DES DINANDERIES MÉCONNAISSABLES
Parallèlement à ses essais techniques sur le bois, Dunand, animé par ses préoccupations de toujours, a également à cœur d’anoblir ses dinanderies par un manteau laqué chatoyant. Il aspire ainsi à « travailler la laque comme le ferait un artiste peintre avec ses tubes de couleur67 ». Les contraintes techniques qu’impose la laque sur métal – qui exige un passage au four à 180° entre chaque couche – le conduisent cependant à renouveler la forme de ses vases qui vont en s’épurant et, dans le même sens, à simplifier ses décors. Il puise dès lors allègrement dans la gamme de motifs stylisés qu’il avait mise au point avant-guerre et qui se prête plus aisément à sa transposition dans l’urushi [ill. 33]. Réalisé en 1920, un petit gobelet témoigne des essais auquel se livre alors l’artiste [ill. 34]. Il s’inspire dans ce cas précis de l’un des échantillons de laques travaillées qu’il a exécutés de concert avec Sougawara68 . En cuivre martelé, l’objet est revêtu de plusieurs couches de laques essuyées, formant des taches organiques posées de façon aléatoire, qui se détachent sur un fond vert sombre [ill. 34, détail] ; ces formes ocellées rouges et noires, aux faux airs d’écaille de tortue, étant par ailleurs rehaussées de fines particules d’or. D’esthétique nippone, ce gobelet en reprend le principe décoratif des parois intérieures revêtues de laque rouge. La mention « Jean Dunand laqueur » (p. 39), portée sous son pied, participe de cette même identité. Elle se détache sur un fond noir en lettres majuscules rouges – suggérant la technique de la laque negoro69 – et s’inscrit dans un carré marqué aux coins supérieurs par des lignes incurvées. Ce motif évoque à la fois la silhouette d’un torii, ce portail japonais érigé à l’entrée des sanctuaires shintoïstes, et celle des nombreux cachets qui émaillent les estampes – preuve que l’artiste a conçu cette petite pièce dans une disposition d’esprit résolument tournée vers les arts de l’archipel nippon.
Les essais que lance Dunand dans le champ de la dinanderie laquée accélèrent ainsi son passage vers un vocabulaire sinon abstrait, du moins ouvertement géométrique qui détonne de la production de ses pairs, encore ancrée dans le végétalisme ornemental de l’Art nouveau. Dunand affirme là une esthétique nouvelle nourrie par le cubisme et, une fois encore, toute sa singularité. Les compositions géométriques et colorées dont se parent les galbes de ses vases sont d’un riche effet. Elles s’accordent avec l’esprit de faste qui règne en cet après-guerre, né en réaction aux restrictions vécues.

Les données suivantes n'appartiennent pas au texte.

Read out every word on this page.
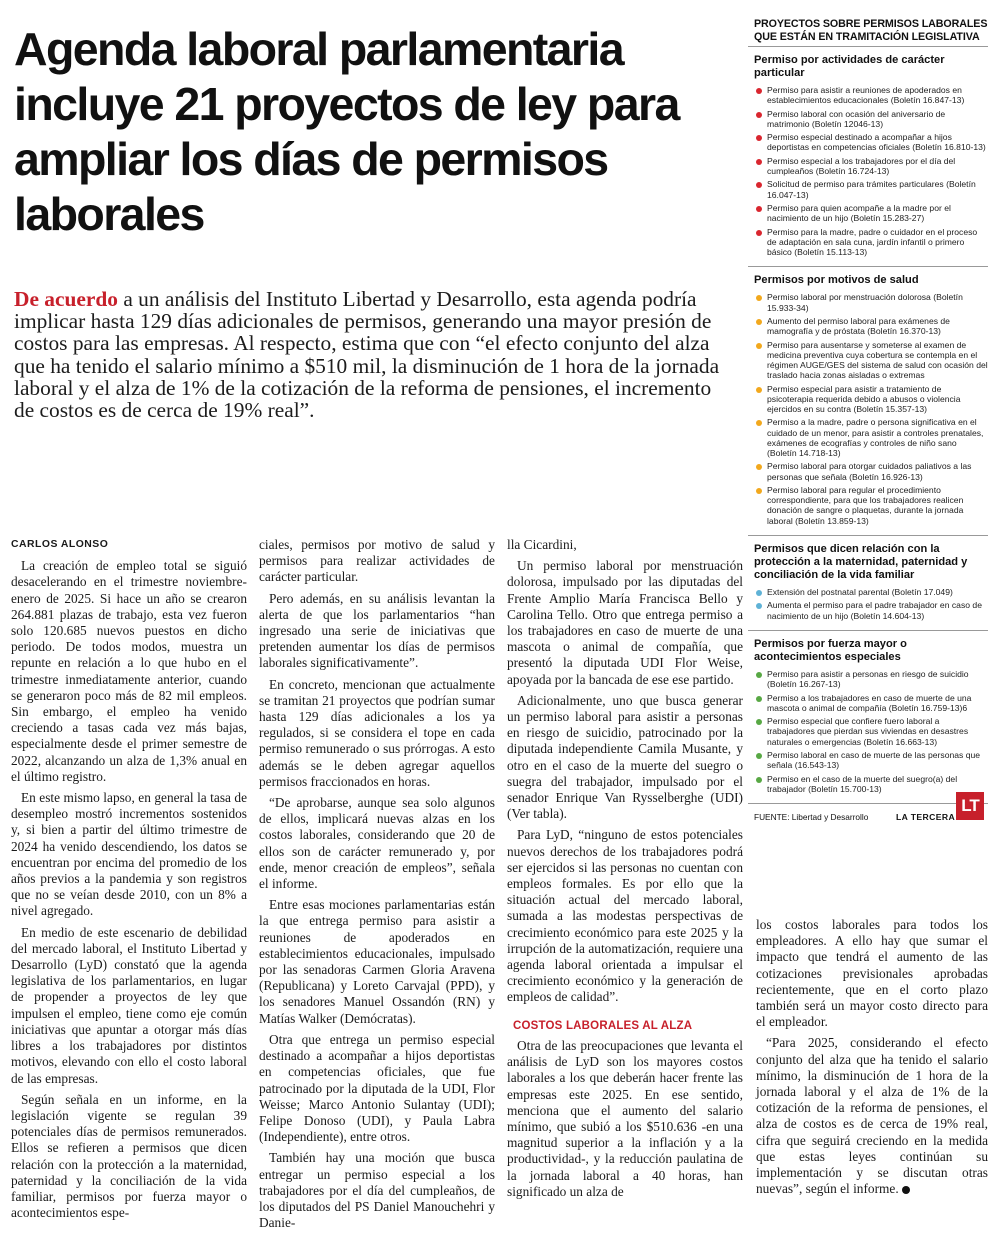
Agenda laboral parlamentaria incluye 21 proyectos de ley para ampliar los días de permisos laborales

De acuerdo a un análisis del Instituto Libertad y Desarrollo, esta agenda podría implicar hasta 129 días adicionales de permisos, generando una mayor presión de costos para las empresas. Al respecto, estima que con “el efecto conjunto del alza que ha tenido el salario mínimo a $510 mil, la disminución de 1 hora de la jornada laboral y el alza de 1% de la cotización de la reforma de pensiones, el incremento de costos es de cerca de 19% real”.

CARLOS ALONSO

La creación de empleo total se siguió desacelerando en el trimestre noviembre-enero de 2025. Si hace un año se crearon 264.881 plazas de trabajo, esta vez fueron solo 120.685 nuevos puestos en dicho periodo. De todos modos, muestra un repunte en relación a lo que hubo en el trimestre inmediatamente anterior, cuando se generaron poco más de 82 mil empleos. Sin embargo, el empleo ha venido creciendo a tasas cada vez más bajas, especialmente desde el primer semestre de 2022, alcanzando un alza de 1,3% anual en el último registro.

En este mismo lapso, en general la tasa de desempleo mostró incrementos sostenidos y, si bien a partir del último trimestre de 2024 ha venido descendiendo, los datos se encuentran por encima del promedio de los años previos a la pandemia y son registros que no se veían desde 2010, con un 8% a nivel agregado.

En medio de este escenario de debilidad del mercado laboral, el Instituto Libertad y Desarrollo (LyD) constató que la agenda legislativa de los parlamentarios, en lugar de propender a proyectos de ley que impulsen el empleo, tiene como eje común iniciativas que apuntar a otorgar más días libres a los trabajadores por distintos motivos, elevando con ello el costo laboral de las empresas.

Según señala en un informe, en la legislación vigente se regulan 39 potenciales días de permisos remunerados. Ellos se refieren a permisos que dicen relación con la protección a la maternidad, paternidad y la conciliación de la vida familiar, permisos por fuerza mayor o acontecimientos espe-

ciales, permisos por motivo de salud y permisos para realizar actividades de carácter particular.

Pero además, en su análisis levantan la alerta de que los parlamentarios “han ingresado una serie de iniciativas que pretenden aumentar los días de permisos laborales significativamente”.

En concreto, mencionan que actualmente se tramitan 21 proyectos que podrían sumar hasta 129 días adicionales a los ya regulados, si se considera el tope en cada permiso remunerado o sus prórrogas. A esto además se le deben agregar aquellos permisos fraccionados en horas.

“De aprobarse, aunque sea solo algunos de ellos, implicará nuevas alzas en los costos laborales, considerando que 20 de ellos son de carácter remunerado y, por ende, menor creación de empleos”, señala el informe.

Entre esas mociones parlamentarias están la que entrega permiso para asistir a reuniones de apoderados en establecimientos educacionales, impulsado por las senadoras Carmen Gloria Aravena (Republicana) y Loreto Carvajal (PPD), y los senadores Manuel Ossandón (RN) y Matías Walker (Demócratas).

Otra que entrega un permiso especial destinado a acompañar a hijos deportistas en competencias oficiales, que fue patrocinado por la diputada de la UDI, Flor Weisse; Marco Antonio Sulantay (UDI); Felipe Donoso (UDI), y Paula Labra (Independiente), entre otros.

También hay una moción que busca entregar un permiso especial a los trabajadores por el día del cumpleaños, de los diputados del PS Daniel Manouchehri y Danie-

lla Cicardini,

Un permiso laboral por menstruación dolorosa, impulsado por las diputadas del Frente Amplio María Francisca Bello y Carolina Tello. Otro que entrega permiso a los trabajadores en caso de muerte de una mascota o animal de compañía, que presentó la diputada UDI Flor Weise, apoyada por la bancada de ese ese partido.

Adicionalmente, uno que busca generar un permiso laboral para asistir a personas en riesgo de suicidio, patrocinado por la diputada independiente Camila Musante, y otro en el caso de la muerte del suegro o suegra del trabajador, impulsado por el senador Enrique Van Rysselberghe (UDI) (Ver tabla).

Para LyD, “ninguno de estos potenciales nuevos derechos de los trabajadores podrá ser ejercidos si las personas no cuentan con empleos formales. Es por ello que la situación actual del mercado laboral, sumada a las modestas perspectivas de crecimiento económico para este 2025 y la irrupción de la automatización, requiere una agenda laboral orientada a impulsar el crecimiento económico y la generación de empleos de calidad”.

COSTOS LABORALES AL ALZA

Otra de las preocupaciones que levanta el análisis de LyD son los mayores costos laborales a los que deberán hacer frente las empresas este 2025. En ese sentido, menciona que el aumento del salario mínimo, que subió a los $510.636 -en una magnitud superior a la inflación y a la productividad-, y la reducción paulatina de la jornada laboral a 40 horas, han significado un alza de

los costos laborales para todos los empleadores. A ello hay que sumar el impacto que tendrá el aumento de las cotizaciones previsionales aprobadas recientemente, que en el corto plazo también será un mayor costo directo para el empleador.

“Para 2025, considerando el efecto conjunto del alza que ha tenido el salario mínimo, la disminución de 1 hora de la jornada laboral y el alza de 1% de la cotización de la reforma de pensiones, el alza de costos es de cerca de 19% real, cifra que seguirá creciendo en la medida que estas leyes continúan su implementación y se discutan otras nuevas”, según el informe.

PROYECTOS SOBRE PERMISOS LABORALES QUE ESTÁN EN TRAMITACIÓN LEGISLATIVA
Permiso por actividades de carácter particular
Permiso para asistir a reuniones de apoderados en establecimientos educacionales (Boletín 16.847-13)
Permiso laboral con ocasión del aniversario de matrimonio (Boletín 12046-13)
Permiso especial destinado a acompañar a hijos deportistas en competencias oficiales (Boletín 16.810-13)
Permiso especial a los trabajadores por el día del cumpleaños (Boletín 16.724-13)
Solicitud de permiso para trámites particulares (Boletín 16.047-13)
Permiso para quien acompañe a la madre por el nacimiento de un hijo (Boletín 15.283-27)
Permiso para la madre, padre o cuidador en el proceso de adaptación en sala cuna, jardín infantil o primero básico (Boletín 15.113-13)
Permisos por motivos de salud
Permiso laboral por menstruación dolorosa (Boletín 15.933-34)
Aumento del permiso laboral para exámenes de mamografía y de próstata (Boletín 16.370-13)
Permiso para ausentarse y someterse al examen de medicina preventiva cuya cobertura se contempla en el régimen AUGE/GES del sistema de salud con ocasión del traslado hacia zonas aisladas o extremas
Permiso especial para asistir a tratamiento de psicoterapia requerida debido a abusos o violencia ejercidos en su contra (Boletín 15.357-13)
Permiso a la madre, padre o persona significativa en el cuidado de un menor, para asistir a controles prenatales, exámenes de ecografías y controles de niño sano (Boletín 14.718-13)
Permiso laboral para otorgar cuidados paliativos a las personas que señala (Boletín 16.926-13)
Permiso laboral para regular el procedimiento correspondiente, para que los trabajadores realicen donación de sangre o plaquetas, durante la jornada laboral (Boletín 13.859-13)
Permisos que dicen relación con la protección a la maternidad, paternidad y conciliación de la vida familiar
Extensión del postnatal parental (Boletín 17.049)
Aumenta el permiso para el padre trabajador en caso de nacimiento de un hijo (Boletín 14.604-13)
Permisos por fuerza mayor o acontecimientos especiales
Permiso para asistir a personas en riesgo de suicidio (Boletín 16.267-13)
Permiso a los trabajadores en caso de muerte de una mascota o animal de compañía (Boletín 16.759-13)6
Permiso especial que confiere fuero laboral a trabajadores que pierdan sus viviendas en desastres naturales o emergencias (Boletín 16.663-13)
Permiso laboral en caso de muerte de las personas que señala (16.543-13)
Permiso en el caso de la muerte del suegro(a) del trabajador (Boletín 15.700-13)
FUENTE: Libertad y Desarrollo	LA TERCERA
LT
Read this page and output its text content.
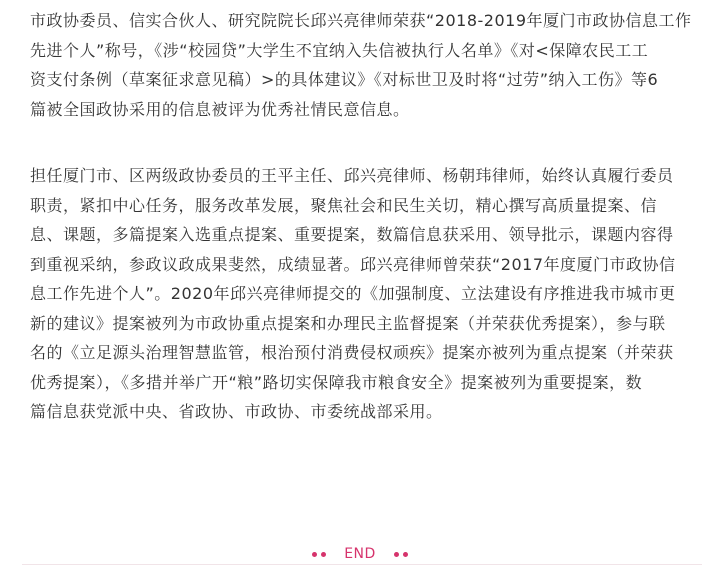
市政协委员、信实合伙人、研究院院长邱兴亮律师荣获“2018-2019年厦门市政协信息工作
先进个人”称号，《涉“校园贷”大学生不宜纳入失信被执行人名单》《对<保障农民工工
资支付条例（草案征求意见稿）>的具体建议》《对标世卫及时将“过劳”纳入工伤》等6
篇被全国政协采用的信息被评为优秀社情民意信息。

担任厦门市、区两级政协委员的王平主任、邱兴亮律师、杨朝玮律师，始终认真履行委员
职责，紧扣中心任务，服务改革发展，聚焦社会和民生关切，精心撰写高质量提案、信
息、课题，多篇提案入选重点提案、重要提案，数篇信息获采用、领导批示，课题内容得
到重视采纳，参政议政成果斐然，成绩显著。邱兴亮律师曾荣获“2017年度厦门市政协信
息工作先进个人”。2020年邱兴亮律师提交的《加强制度、立法建设有序推进我市城市更
新的建议》提案被列为市政协重点提案和办理民主监督提案（并荣获优秀提案），参与联
名的《立足源头治理智慧监管，根治预付消费侵权顽疾》提案亦被列为重点提案（并荣获
优秀提案），《多措并举广开“粮”路切实保障我市粮食安全》提案被列为重要提案，数
篇信息获党派中央、省政协、市政协、市委统战部采用。

END
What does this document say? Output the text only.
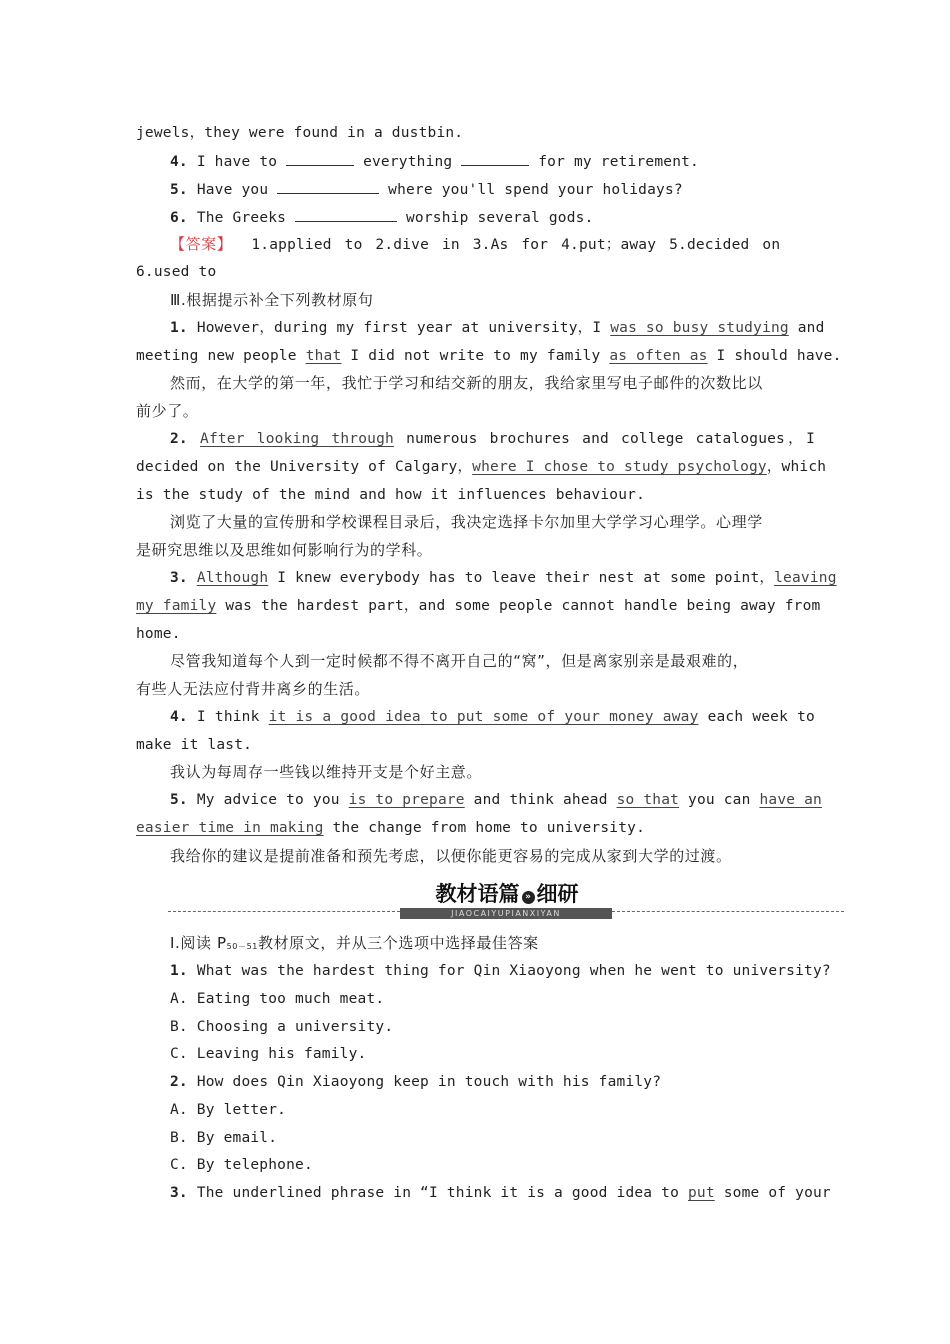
jewels，they were found in a dustbin.
4. I have to	everything	for my retirement.
5. Have you	where you'll spend your holidays?
6. The Greeks	worship several gods.
【答案】 1.applied to 2.dive in 3.As for 4.put；away 5.decided on
6.used to
Ⅲ.根据提示补全下列教材原句
1. However，during my first year at university，I was so busy studying and
meeting new people that I did not write to my family as often as I should have.
然而，在大学的第一年，我忙于学习和结交新的朋友，我给家里写电子邮件的次数比以
前少了。
2. After looking through numerous brochures and college catalogues，I
decided on the University of Calgary，where I chose to study psychology，which
is the study of the mind and how it influences behaviour.
浏览了大量的宣传册和学校课程目录后，我决定选择卡尔加里大学学习心理学。心理学
是研究思维以及思维如何影响行为的学科。
3. Although I knew everybody has to leave their nest at some point，leaving
my family was the hardest part，and some people cannot handle being away from
home.
尽管我知道每个人到一定时候都不得不离开自己的“窝”，但是离家别亲是最艰难的，
有些人无法应付背井离乡的生活。
4. I think it is a good idea to put some of your money away each week to
make it last.
我认为每周存一些钱以维持开支是个好主意。
5. My advice to you is to prepare and think ahead so that you can have an
easier time in making the change from home to university.
我给你的建议是提前准备和预先考虑，以便你能更容易的完成从家到大学的过渡。
教材语篇 » 细研
JIAOCAIYUPIANXIYAN
Ⅰ.阅读 $P_{50-51}$教材原文，并从三个选项中选择最佳答案
1. What was the hardest thing for Qin Xiaoyong when he went to university?
A. Eating too much meat.
B. Choosing a university.
C. Leaving his family.
2. How does Qin Xiaoyong keep in touch with his family?
A. By letter.
B. By email.
C. By telephone.
3. The underlined phrase in “I think it is a good idea to put some of your
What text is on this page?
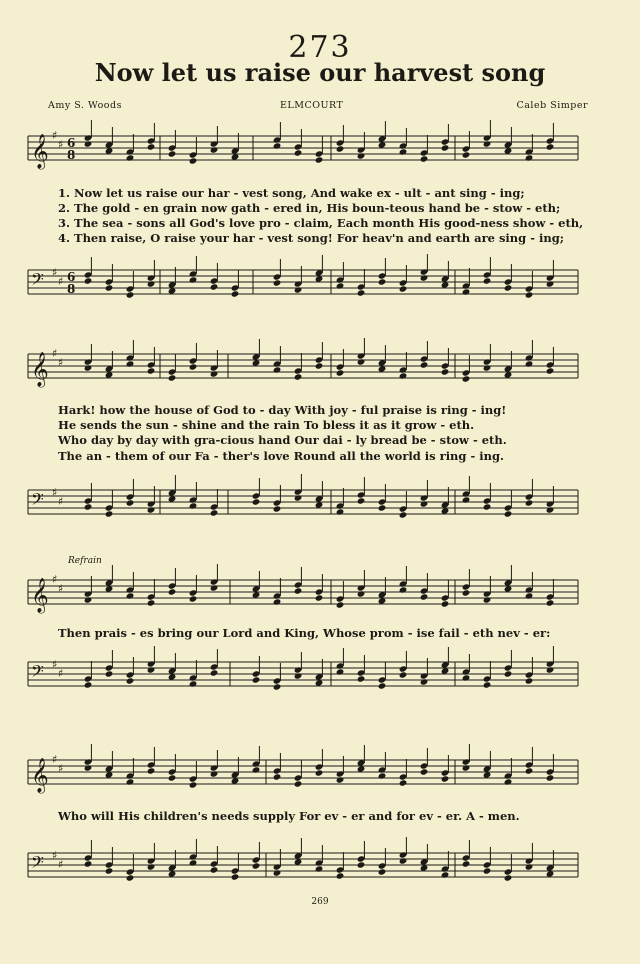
273
Now let us raise our harvest song
Amy S. Woods	ELMCOURT	Caleb Simper
𝄞 ♯
♯ 6
8
1. Now let us raise our har - vest song, And wake ex - ult - ant sing - ing;
2. The gold - en grain now gath - ered in, His boun-teous hand be - stow - eth;
3. The sea - sons all God's love pro - claim, Each month His good-ness show - eth,
4. Then raise, O raise your har - vest song! For heav'n and earth are sing - ing;
𝄢 ♯
♯ 6
8
𝄞 ♯
♯
Hark! how the house of God to - day With joy - ful praise is ring - ing!
He sends the sun - shine and the rain To bless it as it grow - eth.
Who day by day with gra-cious hand Our dai - ly bread be - stow - eth.
The an - them of our Fa - ther's love Round all the world is ring - ing.
𝄢 ♯
♯
Refrain
𝄞 ♯
♯
Then prais - es bring our Lord and King, Whose prom - ise fail - eth nev - er:
𝄢 ♯
♯
𝄞 ♯
♯
Who will His children's needs supply For ev - er and for ev - er. A - men.
𝄢 ♯
♯
269
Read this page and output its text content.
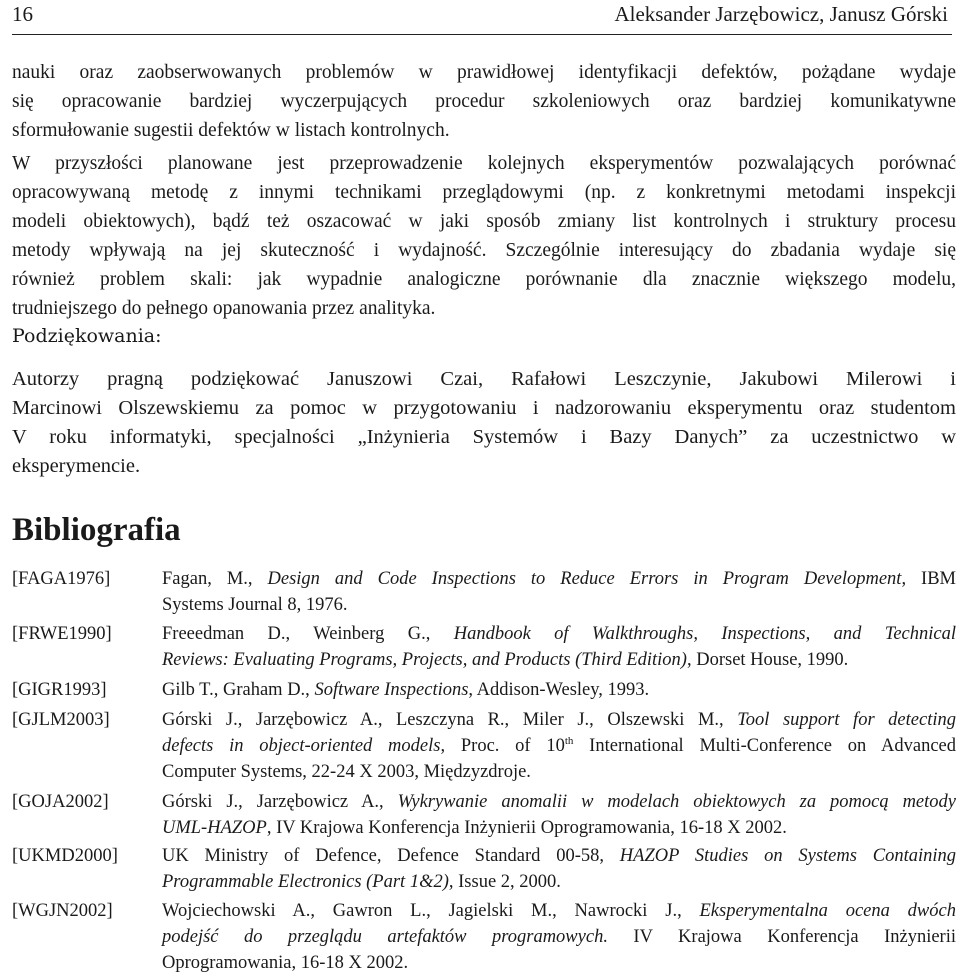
16	Aleksander Jarzębowicz, Janusz Górski
nauki oraz zaobserwowanych problemów w prawidłowej identyfikacji defektów, pożądane wydaje
się opracowanie bardziej wyczerpujących procedur szkoleniowych oraz bardziej komunikatywne
sformułowanie sugestii defektów w listach kontrolnych.
W przyszłości planowane jest przeprowadzenie kolejnych eksperymentów pozwalających porównać
opracowywaną metodę z innymi technikami przeglądowymi (np. z konkretnymi metodami inspekcji
modeli obiektowych), bądź też oszacować w jaki sposób zmiany list kontrolnych i struktury procesu
metody wpływają na jej skuteczność i wydajność. Szczególnie interesujący do zbadania wydaje się
również problem skali: jak wypadnie analogiczne porównanie dla znacznie większego modelu,
trudniejszego do pełnego opanowania przez analityka.
Podziękowania:
Autorzy pragną podziękować Januszowi Czai, Rafałowi Leszczynie, Jakubowi Milerowi i
Marcinowi Olszewskiemu za pomoc w przygotowaniu i nadzorowaniu eksperymentu oraz studentom
V roku informatyki, specjalności „Inżynieria Systemów i Bazy Danych” za uczestnictwo w
eksperymencie.
Bibliografia
[FAGA1976]	Fagan, M., Design and Code Inspections to Reduce Errors in Program Development, IBM
Systems Journal 8, 1976.
[FRWE1990]	Freeedman D., Weinberg G., Handbook of Walkthroughs, Inspections, and Technical
Reviews: Evaluating Programs, Projects, and Products (Third Edition), Dorset House, 1990.
[GIGR1993]	Gilb T., Graham D., Software Inspections, Addison-Wesley, 1993.
[GJLM2003]	Górski J., Jarzębowicz A., Leszczyna R., Miler J., Olszewski M., Tool support for detecting
defects in object-oriented models, Proc. of 10th International Multi-Conference on Advanced
Computer Systems, 22-24 X 2003, Międzyzdroje.
[GOJA2002]	Górski J., Jarzębowicz A., Wykrywanie anomalii w modelach obiektowych za pomocą metody
UML-HAZOP, IV Krajowa Konferencja Inżynierii Oprogramowania, 16-18 X 2002.
[UKMD2000] UK Ministry of Defence, Defence Standard 00-58, HAZOP Studies on Systems Containing
Programmable Electronics (Part 1&2), Issue 2, 2000.
[WGJN2002]	Wojciechowski A., Gawron L., Jagielski M., Nawrocki J., Eksperymentalna ocena dwóch
podejść do przeglądu artefaktów programowych. IV Krajowa Konferencja Inżynierii
Oprogramowania, 16-18 X 2002.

Une polychromie à la japonaise
Friand de tout ce qui fait peau, Dunand se plaît à recouvrir l’entier des surfaces de ses objets et recourt pour ce faire à une palette de couleurs contrastées, correspondant aux teintes réalisables dans le domaine de la laque70 . Le rouge, qui dans l’armement permet d’être visible de loin et de camoufler aux yeux de l’ennemi le sang qui coule, s’oppose ainsi au noir profond, obtenu par oydation avec du fer 71 ; ils côtoient respectivement l’or, l’argent, le blanc des fragments de coquille d’œuf – un choix de teintes qui met en valeur les compositions graphiques de l’artiste. Les surfaces unies ne sont toutefois pas délaissées par ce dernier, plutôt porté vers la simplicité, comme en témoigne ce vase de tonalité rouge qui renvoie au fameux « sang de bœuf » de la céramique chinoise [ill. 35]. Bernard Dunand confirmera d’ailleurs que son père avait une prédilection pour les surfaces monochromes, mais qu’il devait bien souvent se plier aux souhaits de sa clientèle, friande de décors naturalistes.
Des poules aux œufs d’or
Pour obtenir des effets décoratifs blancs laqués, les Japonais recourent à un artifice étonnant : ils incrustent à la pince dans la laque fraîche des fragments de coquille d’œuf. Pour ce faire, chaque coquille est préalablement vidée, brisée et dépouillée de sa peau intérieure dans l’eau chaude, puis écrasée. Soucieux de surmonter le problème inhérent aux pigments lactescents qui bistrent avec le temps, Dunand reprend à son compte ce procédé asiatique et en tire des décors d’une délicatesse et d’une somptuosité remarquables. Afin de moduler les teintes et tendre, selon l’effet recherché, vers le jaune, le gris, ou le blanc, il se pourvoit d’œufs de gallinacés de variétés diverses – cochinchinoise, cane, perdrix et poule –, mais joue également sur les autres vertus qu’offrent ces coquilles. Du sens dans lequel est placé le minuscule éclat – face bombée orientée sur le dessus ou face concave côté laque – dépend effectivement l’intensité du blanc, obtenu après l’opération de ponçage. Là encore, il confie ce travail minutieux à des artisans asiatiques rompus à cet exercice qui, sous sa conduite, s’emploient à juxtaposer un à un dans la laque fraîche, avec un soin minutieux, aussi bien des grands morceaux que des éclats réduits en poudre. S’inscrivant dans la tradition nippone, Dunand produit toute une gamme de menus objets de tabletterie ainsi incrustés de brisures de coquille d’œuf : boîtiers de montre, étuis à cigarettes, boîtes, poudriers... [ill. 36 - 37]72
Vases et plateaux, de proportions plus importantes, ne sont pas en reste, puisque revêtus d’une semblable marqueterie [ill. 38]. Une production qui, dans son ensemble, témoigne de cette esthétique moderne élaborée par l’artiste, où de véritables compositions cubistes [ill. 39] côtoient des arrangements qui doivent essentiellement au hasard et qui sont l’expression d’une grande poésie [ill. 40]. Le rôle essentiel joué par l’art japonais n’est plus à démontrer dans l’émergence de cette production qui va connaître un succès extraordinaire et lancer une véritable mode sur le territoire français73 , pour s’imposer rapidement à une échelle internationale.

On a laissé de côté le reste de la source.